Çoğu kez bitkilere dokunmaktan bahsediyorum. Bu dokunup geçmek değil, tanımak için dokunmak. Bir insana dokunur gibi.
Bir süredir bir bitkiyi takip ediyorum. Ne olduğunu anlamamıştım ve bir şekilde de dokunmayı es geçmişim. “Canım,” diyorum, “hadi aç çiçeğini, merakta bırakma beni.” Tık yok. Tomurcukta ve hâlâ tomurcukta. Hemen arkasında biten emcek (Onosma sp.) bitkisinin çiçeklerine bakarken elim ona değdi. Değer değmez de ne olduğuna aydım. Nakıl (Silene sp.) olabilir. İnsanı sevindirmek ne kolay.

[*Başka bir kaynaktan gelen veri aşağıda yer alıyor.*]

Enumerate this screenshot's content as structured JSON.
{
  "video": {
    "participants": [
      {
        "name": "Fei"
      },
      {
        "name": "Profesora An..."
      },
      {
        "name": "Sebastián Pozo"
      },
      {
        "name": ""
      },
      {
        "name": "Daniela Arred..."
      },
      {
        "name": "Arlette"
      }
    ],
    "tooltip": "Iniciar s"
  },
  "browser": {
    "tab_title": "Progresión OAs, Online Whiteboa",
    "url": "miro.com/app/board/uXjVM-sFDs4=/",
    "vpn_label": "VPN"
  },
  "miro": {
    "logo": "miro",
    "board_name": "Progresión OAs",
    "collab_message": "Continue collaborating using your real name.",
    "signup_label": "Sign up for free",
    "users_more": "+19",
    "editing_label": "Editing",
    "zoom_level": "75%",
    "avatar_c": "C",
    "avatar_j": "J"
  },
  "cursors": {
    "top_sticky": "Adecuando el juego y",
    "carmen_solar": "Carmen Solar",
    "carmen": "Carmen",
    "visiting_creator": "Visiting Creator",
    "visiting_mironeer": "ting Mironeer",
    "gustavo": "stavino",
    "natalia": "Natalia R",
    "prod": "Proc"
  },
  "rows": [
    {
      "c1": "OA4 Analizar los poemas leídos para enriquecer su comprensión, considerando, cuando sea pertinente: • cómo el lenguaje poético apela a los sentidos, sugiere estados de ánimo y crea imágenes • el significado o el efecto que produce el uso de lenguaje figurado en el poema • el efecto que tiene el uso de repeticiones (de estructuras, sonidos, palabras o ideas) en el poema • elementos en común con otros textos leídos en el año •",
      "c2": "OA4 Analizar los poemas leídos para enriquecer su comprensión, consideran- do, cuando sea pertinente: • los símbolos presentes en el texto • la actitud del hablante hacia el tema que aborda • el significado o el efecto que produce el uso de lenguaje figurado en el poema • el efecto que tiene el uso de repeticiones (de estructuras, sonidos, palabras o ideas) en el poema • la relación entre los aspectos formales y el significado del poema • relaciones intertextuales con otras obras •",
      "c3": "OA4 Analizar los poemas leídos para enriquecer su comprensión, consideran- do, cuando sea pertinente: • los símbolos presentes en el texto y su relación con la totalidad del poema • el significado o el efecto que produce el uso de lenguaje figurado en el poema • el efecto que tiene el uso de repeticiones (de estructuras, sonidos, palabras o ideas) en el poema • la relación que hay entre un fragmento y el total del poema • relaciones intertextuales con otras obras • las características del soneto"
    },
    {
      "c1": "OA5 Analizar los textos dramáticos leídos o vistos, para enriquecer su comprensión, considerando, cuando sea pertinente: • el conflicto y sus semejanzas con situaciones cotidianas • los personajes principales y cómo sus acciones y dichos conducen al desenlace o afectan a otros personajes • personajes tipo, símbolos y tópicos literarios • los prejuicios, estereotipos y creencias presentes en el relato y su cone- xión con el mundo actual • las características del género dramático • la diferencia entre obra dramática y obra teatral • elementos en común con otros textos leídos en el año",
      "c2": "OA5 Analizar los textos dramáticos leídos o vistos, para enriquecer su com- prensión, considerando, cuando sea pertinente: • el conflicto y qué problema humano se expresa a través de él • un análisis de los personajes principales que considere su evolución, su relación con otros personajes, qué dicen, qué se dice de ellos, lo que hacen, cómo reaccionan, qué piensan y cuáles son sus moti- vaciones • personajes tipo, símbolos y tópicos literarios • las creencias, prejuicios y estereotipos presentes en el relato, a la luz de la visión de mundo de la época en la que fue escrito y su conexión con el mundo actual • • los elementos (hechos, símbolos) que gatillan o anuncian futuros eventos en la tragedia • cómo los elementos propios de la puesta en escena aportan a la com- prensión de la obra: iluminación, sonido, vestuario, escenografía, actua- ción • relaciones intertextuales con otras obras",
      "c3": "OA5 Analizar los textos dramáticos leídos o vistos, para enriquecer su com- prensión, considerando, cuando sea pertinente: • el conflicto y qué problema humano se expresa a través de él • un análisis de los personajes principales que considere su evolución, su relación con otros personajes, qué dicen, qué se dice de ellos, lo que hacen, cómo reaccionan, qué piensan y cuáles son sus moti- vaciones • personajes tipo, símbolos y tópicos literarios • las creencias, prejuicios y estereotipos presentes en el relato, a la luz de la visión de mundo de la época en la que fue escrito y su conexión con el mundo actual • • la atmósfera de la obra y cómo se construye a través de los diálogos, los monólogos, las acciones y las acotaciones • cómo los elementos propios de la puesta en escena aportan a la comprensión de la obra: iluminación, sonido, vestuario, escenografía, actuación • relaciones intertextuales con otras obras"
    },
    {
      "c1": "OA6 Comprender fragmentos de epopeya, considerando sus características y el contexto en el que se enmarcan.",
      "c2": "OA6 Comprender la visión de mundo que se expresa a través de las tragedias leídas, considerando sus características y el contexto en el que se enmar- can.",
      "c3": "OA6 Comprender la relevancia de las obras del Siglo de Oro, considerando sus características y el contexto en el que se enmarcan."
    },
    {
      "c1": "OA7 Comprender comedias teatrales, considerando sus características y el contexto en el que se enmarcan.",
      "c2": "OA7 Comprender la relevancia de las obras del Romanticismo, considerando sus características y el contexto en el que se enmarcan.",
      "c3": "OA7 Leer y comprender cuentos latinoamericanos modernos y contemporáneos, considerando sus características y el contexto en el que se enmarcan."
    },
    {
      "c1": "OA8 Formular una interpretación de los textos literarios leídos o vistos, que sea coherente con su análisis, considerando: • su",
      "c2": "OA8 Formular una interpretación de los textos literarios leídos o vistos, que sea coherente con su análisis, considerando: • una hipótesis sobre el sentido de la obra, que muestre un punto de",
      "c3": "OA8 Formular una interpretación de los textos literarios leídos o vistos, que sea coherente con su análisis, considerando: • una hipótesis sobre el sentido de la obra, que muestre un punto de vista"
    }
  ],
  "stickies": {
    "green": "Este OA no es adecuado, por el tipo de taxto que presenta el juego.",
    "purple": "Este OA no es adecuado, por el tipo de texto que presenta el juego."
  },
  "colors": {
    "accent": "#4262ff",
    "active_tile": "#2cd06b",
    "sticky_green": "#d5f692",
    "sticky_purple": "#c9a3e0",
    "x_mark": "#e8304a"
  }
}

Nakıl türlerinde gövdeye dokununca bu yapışkanlığı hissetmek mümkün. Hani bir böcek üzerlerine konacak olsa kurtulmak için epeyi çırpınması gerekir. Bir çeşit savunma mekanizması veya cezbetme yöntemi olsa gerek.
Ve tahminimce gıcıpancar (Silene confertiflora) Elbette doğru olup olmadığını çiçeğe durunca anlayacağım.